Owing to large vessel diameter and easy vascular access, percutaneous interventions in pediatric patients are conventionally done via femoral vein and artery. However, in patients with interrupted IVC, as was the case in our patient, it is extremely difficult to deliver a device through femoral venous route. In such cases, alternative approach such as IJV or subclavian venous access needs to be considered. We preferred the IJV approach over the subclavian vein as the former has more direct access to the right side of the heart while the latter has a right angle entry into the right SVC. This bend could cause difficulty in manipulating the delivery sheath into the descending aorta across the PDA. There are a few case reports of PDA being closed percutaneously via IJV access. [8] Though the technique of transcatheter treatment of CHD via IJV is similar to the procedure via femoral vein, it is technically a little more challenging. Use of superstiff wire helped us track the sheath into the descending aorta across all the curves. A breaded sheath was used in this case to prevent kinking in the region of the right ventricular inflow and outflow, as well as in the PDA, and since it tracks down esily into the descending aorta. Another strategy would be to close the PDA from the arterial side using either Amplatzer duct occluder II or a slightly oversized Amplatzer duct occluder I or a muscular ventricular septal defect device.

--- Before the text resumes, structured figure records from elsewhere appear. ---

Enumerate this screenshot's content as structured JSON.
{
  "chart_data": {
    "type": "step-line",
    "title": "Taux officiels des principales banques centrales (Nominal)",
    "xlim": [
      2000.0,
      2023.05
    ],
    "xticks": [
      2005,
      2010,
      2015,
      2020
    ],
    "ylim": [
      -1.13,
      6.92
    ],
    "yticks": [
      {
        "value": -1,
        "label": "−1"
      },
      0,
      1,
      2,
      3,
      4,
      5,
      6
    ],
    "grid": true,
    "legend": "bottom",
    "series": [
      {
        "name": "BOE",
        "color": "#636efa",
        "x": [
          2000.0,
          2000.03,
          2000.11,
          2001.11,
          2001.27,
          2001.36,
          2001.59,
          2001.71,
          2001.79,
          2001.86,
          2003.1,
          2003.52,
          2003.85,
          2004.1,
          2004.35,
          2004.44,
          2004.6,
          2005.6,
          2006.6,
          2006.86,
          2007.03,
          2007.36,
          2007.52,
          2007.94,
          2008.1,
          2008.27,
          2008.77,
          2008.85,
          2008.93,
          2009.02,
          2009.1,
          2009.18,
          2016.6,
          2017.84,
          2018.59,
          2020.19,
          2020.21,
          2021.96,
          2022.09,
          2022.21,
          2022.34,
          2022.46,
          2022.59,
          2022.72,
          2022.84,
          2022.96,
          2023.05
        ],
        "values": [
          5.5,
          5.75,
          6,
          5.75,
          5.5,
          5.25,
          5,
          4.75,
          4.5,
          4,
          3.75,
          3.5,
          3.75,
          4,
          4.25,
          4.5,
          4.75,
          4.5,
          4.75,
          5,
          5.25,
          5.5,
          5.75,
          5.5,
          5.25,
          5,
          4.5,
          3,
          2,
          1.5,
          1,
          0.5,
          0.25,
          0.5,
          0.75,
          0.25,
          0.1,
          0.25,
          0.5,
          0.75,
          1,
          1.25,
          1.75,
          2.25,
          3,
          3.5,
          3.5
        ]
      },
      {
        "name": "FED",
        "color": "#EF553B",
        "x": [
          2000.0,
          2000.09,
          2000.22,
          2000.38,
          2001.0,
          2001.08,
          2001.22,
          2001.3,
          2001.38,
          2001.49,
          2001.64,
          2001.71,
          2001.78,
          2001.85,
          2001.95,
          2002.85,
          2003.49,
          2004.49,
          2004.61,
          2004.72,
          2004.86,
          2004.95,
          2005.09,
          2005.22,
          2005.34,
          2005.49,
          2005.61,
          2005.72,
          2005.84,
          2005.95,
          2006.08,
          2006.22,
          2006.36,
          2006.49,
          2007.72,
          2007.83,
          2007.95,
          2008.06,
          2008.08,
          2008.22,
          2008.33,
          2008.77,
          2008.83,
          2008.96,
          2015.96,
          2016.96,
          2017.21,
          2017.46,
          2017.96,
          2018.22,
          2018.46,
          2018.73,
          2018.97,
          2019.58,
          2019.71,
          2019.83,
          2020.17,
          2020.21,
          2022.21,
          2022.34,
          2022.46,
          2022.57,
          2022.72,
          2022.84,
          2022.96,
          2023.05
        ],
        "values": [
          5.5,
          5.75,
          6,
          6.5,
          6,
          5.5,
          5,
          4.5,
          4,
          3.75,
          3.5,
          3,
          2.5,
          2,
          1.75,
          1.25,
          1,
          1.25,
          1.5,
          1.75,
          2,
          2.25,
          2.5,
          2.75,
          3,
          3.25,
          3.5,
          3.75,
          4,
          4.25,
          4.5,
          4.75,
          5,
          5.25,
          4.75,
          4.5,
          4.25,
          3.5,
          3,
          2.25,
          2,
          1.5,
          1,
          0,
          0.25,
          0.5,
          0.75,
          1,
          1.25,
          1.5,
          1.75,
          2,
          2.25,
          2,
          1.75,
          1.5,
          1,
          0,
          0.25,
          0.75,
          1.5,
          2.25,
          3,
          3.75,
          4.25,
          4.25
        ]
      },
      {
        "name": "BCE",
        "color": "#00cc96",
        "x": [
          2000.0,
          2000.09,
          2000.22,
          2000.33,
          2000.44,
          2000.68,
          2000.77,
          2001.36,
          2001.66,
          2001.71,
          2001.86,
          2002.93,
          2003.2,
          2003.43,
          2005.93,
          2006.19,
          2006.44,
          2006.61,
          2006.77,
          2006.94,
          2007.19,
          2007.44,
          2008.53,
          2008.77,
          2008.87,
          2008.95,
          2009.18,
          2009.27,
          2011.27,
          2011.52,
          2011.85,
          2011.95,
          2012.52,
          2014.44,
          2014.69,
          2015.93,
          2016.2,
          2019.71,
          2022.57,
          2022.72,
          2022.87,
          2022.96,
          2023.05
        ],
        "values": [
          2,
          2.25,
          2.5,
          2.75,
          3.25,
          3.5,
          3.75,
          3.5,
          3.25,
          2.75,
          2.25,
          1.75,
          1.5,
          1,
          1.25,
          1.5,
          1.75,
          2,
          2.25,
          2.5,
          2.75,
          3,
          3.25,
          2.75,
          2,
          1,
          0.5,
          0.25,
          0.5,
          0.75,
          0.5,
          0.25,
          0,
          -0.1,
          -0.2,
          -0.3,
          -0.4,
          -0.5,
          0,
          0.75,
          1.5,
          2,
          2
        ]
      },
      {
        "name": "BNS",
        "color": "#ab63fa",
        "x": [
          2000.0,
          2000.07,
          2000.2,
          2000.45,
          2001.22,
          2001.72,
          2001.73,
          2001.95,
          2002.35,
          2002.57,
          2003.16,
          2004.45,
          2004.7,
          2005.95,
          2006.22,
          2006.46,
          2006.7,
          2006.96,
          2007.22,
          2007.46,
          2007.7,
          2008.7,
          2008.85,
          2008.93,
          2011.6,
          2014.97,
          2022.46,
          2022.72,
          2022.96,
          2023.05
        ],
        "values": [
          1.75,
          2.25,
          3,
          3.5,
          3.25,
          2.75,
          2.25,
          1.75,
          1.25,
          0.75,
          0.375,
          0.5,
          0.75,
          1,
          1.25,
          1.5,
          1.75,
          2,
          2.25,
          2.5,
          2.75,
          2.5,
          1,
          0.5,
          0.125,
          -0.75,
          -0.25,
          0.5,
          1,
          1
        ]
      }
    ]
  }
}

PDA is not commonly associated with IVC interruption. [9] Though echocardiographic assessment of systemic venous drainage is essential prior to any percutaneous intervention, cardiac catheterization is the most reliable method to define the systemic drainage. While IVC interruption can come as a surprise during therapeutic catheterization, one should be aware of and prepared with alternative strategies.